Il cucciolo in questione sta crescendo e cerca il modo per dire la sua in quanto essere pensante e con idee talvolta differenti dalle nostre. Nella maggior parte dei casi – a 2 anni, ma anche a 3 e forse pure 4 – non è in grado di esprimere al meglio i suoi pensieri e le sue emozioni ed inevitabilmente, quindi, lo farà nel modo sbagliato.
Ed eccoci di fronte ai famigerati capricci, che altro non sono che la manifestazione di un disagio. Sta a noi genitori il compito di aiutarli a comprendere questi sentimenti, mettendo parole laddove loro non sono in grado di farlo, e indirizzarli verso un modo migliore di esprimerli.
Facile, eh? Per niente. Per quanto mi riguarda, quando sono particolarmente stanca, faccio una gran fatica. Ma respiro lungo e ci provo. E quando mi riesce son soddisfazioni!
terribili due
Questo quel che faccio io, per uscire dal tunnel:
– mi abbasso per guardarla negli occhi, mentre ci parliamo: è un modo per ristabilire meglio la connessione e anche per realizzare quanto sia piccola, perché a volte mi sembra più grande di quel che è realmente (mi rendo conto che questo punto ci porta spesso ad avere aspettative spropositate);
– provo a mettermi nei suoi panni, per esempio: “ho 2 anni e mezzo, mi hanno sballottata tutto il giorno tra un negozio e l’altro e ho, comprensibilmente, le balle che girano”: mi è di grande aiuto;
– interrompo quello che sto facendo, se posso, e dedico anche solo 15 minuti consecutivi a lei, senza fare altre 6 cose contemporaneamente;
– parlo dei miei e dei suoi sentimenti, cercando di farla sentire compresa: “capisco che tu ti senta infastidita, ma avevo proprio bisogno di fare questa cosa. Adesso ho finito e ti guardo”. E lo faccio davvero, perché devo essere credibile e affidabile;
– cerco di sdrammatizzare (in questo riesce particolarmente bene il papà), senza prenderla in giro, quel poco che basta a farla ridere e alleviare la tensione creatasi;
– regole e divieti senza esagerare: non può essere tutto un no, altrimenti, se ripetuto continuamente, perde il suo significato e la sua importanza. A volte basta ammorbidirsi un po’ e domandarsi se quello che stiamo pretendendo non sia forse troppo. Per me non è un problema se sceglie di indossare il pigiama rosso anziché quello bianco; ovvio che, invece, non transigo sulla manina per attraversare la strada;
– la abbraccio e le dico che le voglio bene sempre, anche quando discutiamo: voglio che si senta amata e accettata davanti a qualsiasi comportamento, libera di esprimere anche le emozioni negative, senza reprimerle per timore di essere allontanata.
Terribili due
Il modo in cui rispondiamo noi adulti fa tanto, questo è quello che penso io e che ho notato con Beatrice. Se sono tranquilla io, qualsiasi problema si risolve in un attimo. Se, per qualunque motivo (sono e siamo tutti umani, eh!), mi indispettisco e mi innervosisco, finisce a schifìo, come si dice! Diventa una lotta a muso duro, che non porta a niente di buono, né per me, né per lei.

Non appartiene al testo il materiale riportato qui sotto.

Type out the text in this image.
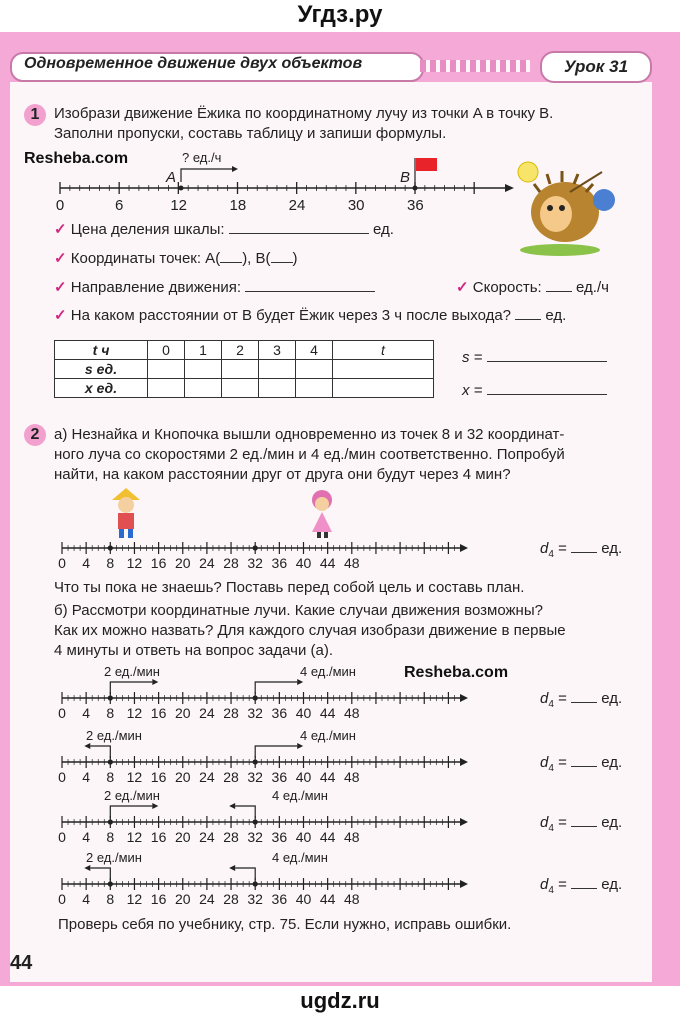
Угдз.ру
Одновременное движение двух объектов	Урок 31
1 Изобрази движение Ёжика по координатному лучу из точки A в точку B.
Заполни пропуски, составь таблицу и запиши формулы.
Resheba.com	? ед./ч
A	B
0	6	12	18	24	30	36
✓ Цена деления шкалы:	ед.
✓ Координаты точек: A( ), B( )
✓ Направление движения:	✓ Скорость: ед./ч
✓ На каком расстоянии от B будет Ёжик через 3 ч после выхода? ед.
t ч	0	1	2	3	4	t
s ед.						
x ед.						
s =
x =
2 а) Незнайка и Кнопочка вышли одновременно из точек 8 и 32 координат-
ного луча со скоростями 2 ед./мин и 4 ед./мин соответственно. Попробуй
найти, на каком расстоянии друг от друга они будут через 4 мин?
0	4	8 12 16 20 24 28 32 36 40 44 48
$d_4$ = ед.
0	4	8 12 16 20 24 28 32 36 40 44 48
2 ед./мин	4 ед./мин
$d_4$ = ед.
0	4	8 12 16 20 24 28 32 36 40 44 48
2 ед./мин	4 ед./мин
$d_4$ = ед.
0	4	8 12 16 20 24 28 32 36 40 44 48
2 ед./мин	4 ед./мин
$d_4$ = ед.
0	4	8 12 16 20 24 28 32 36 40 44 48
2 ед./мин	4 ед./мин
$d_4$ = ед.
Что ты пока не знаешь? Поставь перед собой цель и составь план.
б) Рассмотри координатные лучи. Какие случаи движения возможны?
Как их можно назвать? Для каждого случая изобрази движение в первые
4 минуты и ответь на вопрос задачи (а).
Resheba.com
Проверь себя по учебнику, стр. 75. Если нужно, исправь ошибки.
44
ugdz.ru
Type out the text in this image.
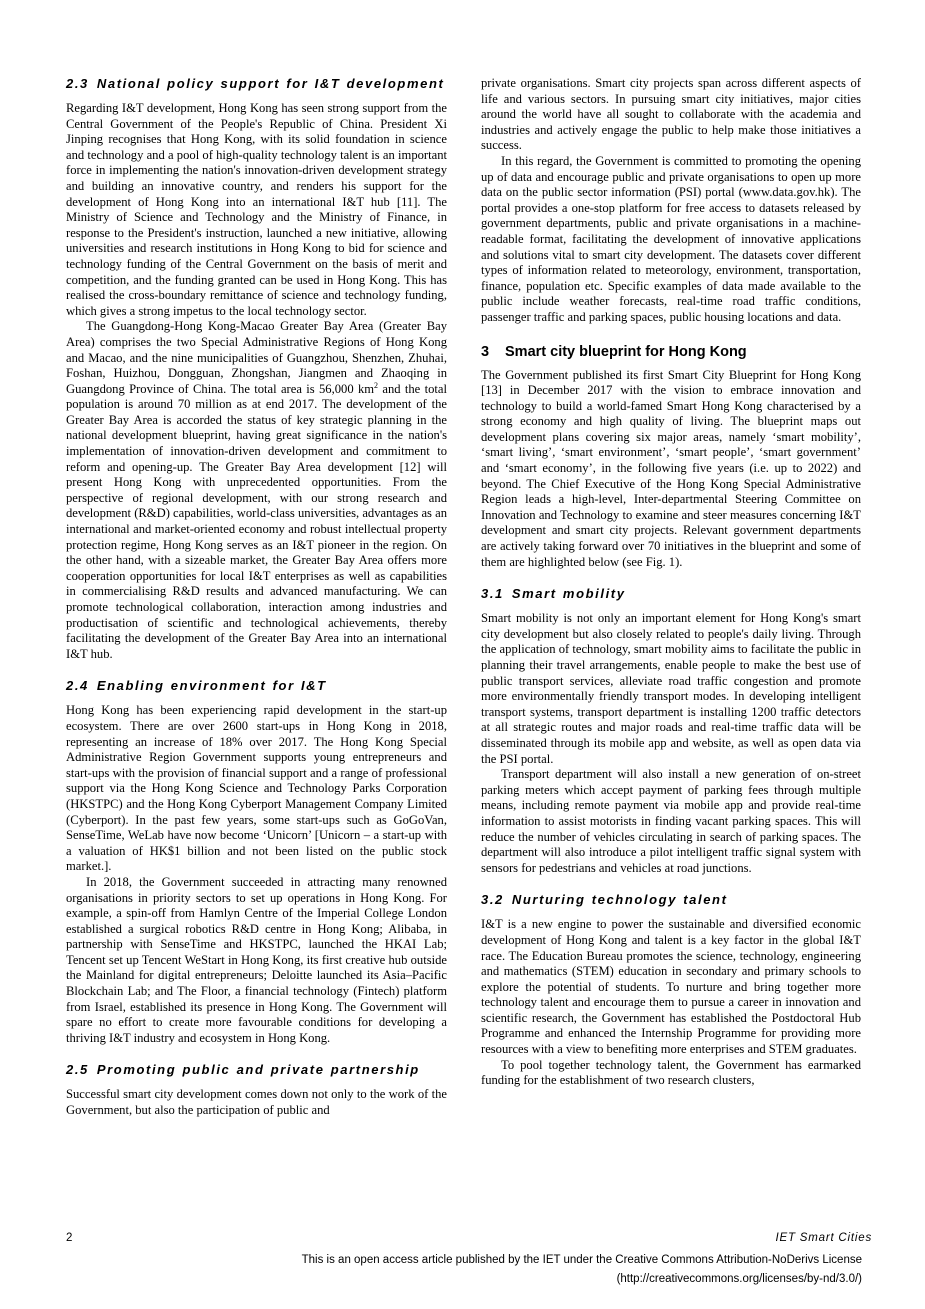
2.3 National policy support for I&T development

Regarding I&T development, Hong Kong has seen strong support from the Central Government of the People's Republic of China. President Xi Jinping recognises that Hong Kong, with its solid foundation in science and technology and a pool of high-quality technology talent is an important force in implementing the nation's innovation-driven development strategy and building an innovative country, and renders his support for the development of Hong Kong into an international I&T hub [11]. The Ministry of Science and Technology and the Ministry of Finance, in response to the President's instruction, launched a new initiative, allowing universities and research institutions in Hong Kong to bid for science and technology funding of the Central Government on the basis of merit and competition, and the funding granted can be used in Hong Kong. This has realised the cross-boundary remittance of science and technology funding, which gives a strong impetus to the local technology sector.

The Guangdong-Hong Kong-Macao Greater Bay Area (Greater Bay Area) comprises the two Special Administrative Regions of Hong Kong and Macao, and the nine municipalities of Guangzhou, Shenzhen, Zhuhai, Foshan, Huizhou, Dongguan, Zhongshan, Jiangmen and Zhaoqing in Guangdong Province of China. The total area is 56,000 $km^2$ and the total population is around 70 million as at end 2017. The development of the Greater Bay Area is accorded the status of key strategic planning in the national development blueprint, having great significance in the nation's implementation of innovation-driven development and commitment to reform and opening-up. The Greater Bay Area development [12] will present Hong Kong with unprecedented opportunities. From the perspective of regional development, with our strong research and development (R&D) capabilities, world-class universities, advantages as an international and market-oriented economy and robust intellectual property protection regime, Hong Kong serves as an I&T pioneer in the region. On the other hand, with a sizeable market, the Greater Bay Area offers more cooperation opportunities for local I&T enterprises as well as capabilities in commercialising R&D results and advanced manufacturing. We can promote technological collaboration, interaction among industries and productisation of scientific and technological achievements, thereby facilitating the development of the Greater Bay Area into an international I&T hub.

2.4 Enabling environment for I&T

Hong Kong has been experiencing rapid development in the start-up ecosystem. There are over 2600 start-ups in Hong Kong in 2018, representing an increase of 18% over 2017. The Hong Kong Special Administrative Region Government supports young entrepreneurs and start-ups with the provision of financial support and a range of professional support via the Hong Kong Science and Technology Parks Corporation (HKSTPC) and the Hong Kong Cyberport Management Company Limited (Cyberport). In the past few years, some start-ups such as GoGoVan, SenseTime, WeLab have now become ‘Unicorn’ [Unicorn – a start-up with a valuation of HK$1 billion and not been listed on the public stock market.].

In 2018, the Government succeeded in attracting many renowned organisations in priority sectors to set up operations in Hong Kong. For example, a spin-off from Hamlyn Centre of the Imperial College London established a surgical robotics R&D centre in Hong Kong; Alibaba, in partnership with SenseTime and HKSTPC, launched the HKAI Lab; Tencent set up Tencent WeStart in Hong Kong, its first creative hub outside the Mainland for digital entrepreneurs; Deloitte launched its Asia–Pacific Blockchain Lab; and The Floor, a financial technology (Fintech) platform from Israel, established its presence in Hong Kong. The Government will spare no effort to create more favourable conditions for developing a thriving I&T industry and ecosystem in Hong Kong.

2.5 Promoting public and private partnership

Successful smart city development comes down not only to the work of the Government, but also the participation of public and

private organisations. Smart city projects span across different aspects of life and various sectors. In pursuing smart city initiatives, major cities around the world have all sought to collaborate with the academia and industries and actively engage the public to help make those initiatives a success.

In this regard, the Government is committed to promoting the opening up of data and encourage public and private organisations to open up more data on the public sector information (PSI) portal (www.data.gov.hk). The portal provides a one-stop platform for free access to datasets released by government departments, public and private organisations in a machine-readable format, facilitating the development of innovative applications and solutions vital to smart city development. The datasets cover different types of information related to meteorology, environment, transportation, finance, population etc. Specific examples of data made available to the public include weather forecasts, real-time road traffic conditions, passenger traffic and parking spaces, public housing locations and data.

3 Smart city blueprint for Hong Kong

The Government published its first Smart City Blueprint for Hong Kong [13] in December 2017 with the vision to embrace innovation and technology to build a world-famed Smart Hong Kong characterised by a strong economy and high quality of living. The blueprint maps out development plans covering six major areas, namely ‘smart mobility’, ‘smart living’, ‘smart environment’, ‘smart people’, ‘smart government’ and ‘smart economy’, in the following five years (i.e. up to 2022) and beyond. The Chief Executive of the Hong Kong Special Administrative Region leads a high-level, Inter-departmental Steering Committee on Innovation and Technology to examine and steer measures concerning I&T development and smart city projects. Relevant government departments are actively taking forward over 70 initiatives in the blueprint and some of them are highlighted below (see Fig. 1).

3.1 Smart mobility

Smart mobility is not only an important element for Hong Kong's smart city development but also closely related to people's daily living. Through the application of technology, smart mobility aims to facilitate the public in planning their travel arrangements, enable people to make the best use of public transport services, alleviate road traffic congestion and promote more environmentally friendly transport modes. In developing intelligent transport systems, transport department is installing 1200 traffic detectors at all strategic routes and major roads and real-time traffic data will be disseminated through its mobile app and website, as well as open data via the PSI portal.

Transport department will also install a new generation of on-street parking meters which accept payment of parking fees through multiple means, including remote payment via mobile app and provide real-time information to assist motorists in finding vacant parking spaces. This will reduce the number of vehicles circulating in search of parking spaces. The department will also introduce a pilot intelligent traffic signal system with sensors for pedestrians and vehicles at road junctions.

3.2 Nurturing technology talent

I&T is a new engine to power the sustainable and diversified economic development of Hong Kong and talent is a key factor in the global I&T race. The Education Bureau promotes the science, technology, engineering and mathematics (STEM) education in secondary and primary schools to explore the potential of students. To nurture and bring together more technology talent and encourage them to pursue a career in innovation and scientific research, the Government has established the Postdoctoral Hub Programme and enhanced the Internship Programme for providing more resources with a view to benefiting more enterprises and STEM graduates.

To pool together technology talent, the Government has earmarked funding for the establishment of two research clusters,

2	IET Smart Cities
This is an open access article published by the IET under the Creative Commons Attribution-NoDerivs License
(http://creativecommons.org/licenses/by-nd/3.0/)
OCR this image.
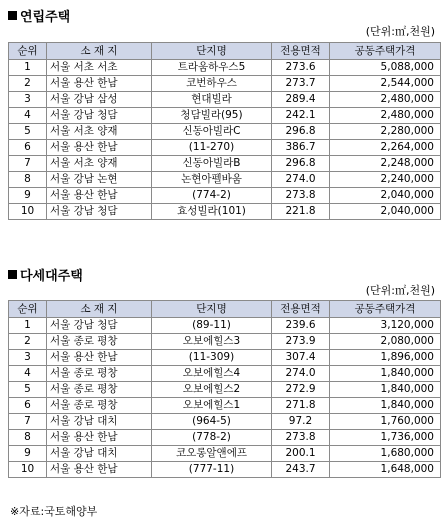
연립주택
(단위:㎡,천원)
순위	소 재 지	단지명	전용면적	공동주택가격
1	서울 서초 서초	트라움하우스5	273.6	5,088,000
2	서울 용산 한남	코번하우스	273.7	2,544,000
3	서울 강남 삼성	현대빌라	289.4	2,480,000
4	서울 강남 청담	청담빌라(95)	242.1	2,480,000
5	서울 서초 양재	신동아빌라C	296.8	2,280,000
6	서울 용산 한남	(11-270)	386.7	2,264,000
7	서울 서초 양재	신동아빌라B	296.8	2,248,000
8	서울 강남 논현	논현아펠바움	274.0	2,240,000
9	서울 용산 한남	(774-2)	273.8	2,040,000
10	서울 강남 청담	효성빌라(101)	221.8	2,040,000
다세대주택
(단위:㎡,천원)
순위	소 재 지	단지명	전용면적	공동주택가격
1	서울 강남 청담	(89-11)	239.6	3,120,000
2	서울 종로 평창	오보에힐스3	273.9	2,080,000
3	서울 용산 한남	(11-309)	307.4	1,896,000
4	서울 종로 평창	오보에힐스4	274.0	1,840,000
5	서울 종로 평창	오보에힐스2	272.9	1,840,000
6	서울 종로 평창	오보에힐스1	271.8	1,840,000
7	서울 강남 대치	(964-5)	97.2	1,760,000
8	서울 용산 한남	(778-2)	273.8	1,736,000
9	서울 강남 대치	코오롱알앤에프	200.1	1,680,000
10	서울 용산 한남	(777-11)	243.7	1,648,000
※자료:국토해양부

Il fatto di denominare questo periodo terribili due, fa partire col piede sbagliato, perché gli dà una connotazione negativa. Sei già sul chi va là.
Oltre a pensare all’impegno che ci dobbiamo mettere noi genitori, allo sforzo che indubbiamente ci costa, proviamo a pensare anche alla fatica che fanno questi piccoletti per crescere e imparare così tante cose. Proviamo a ricordarci che gli adulti siamo noi e che, quindi, è nostro il compito di seguirli passo passo in questo cammino, accompagnandoli per mano, dolcemente.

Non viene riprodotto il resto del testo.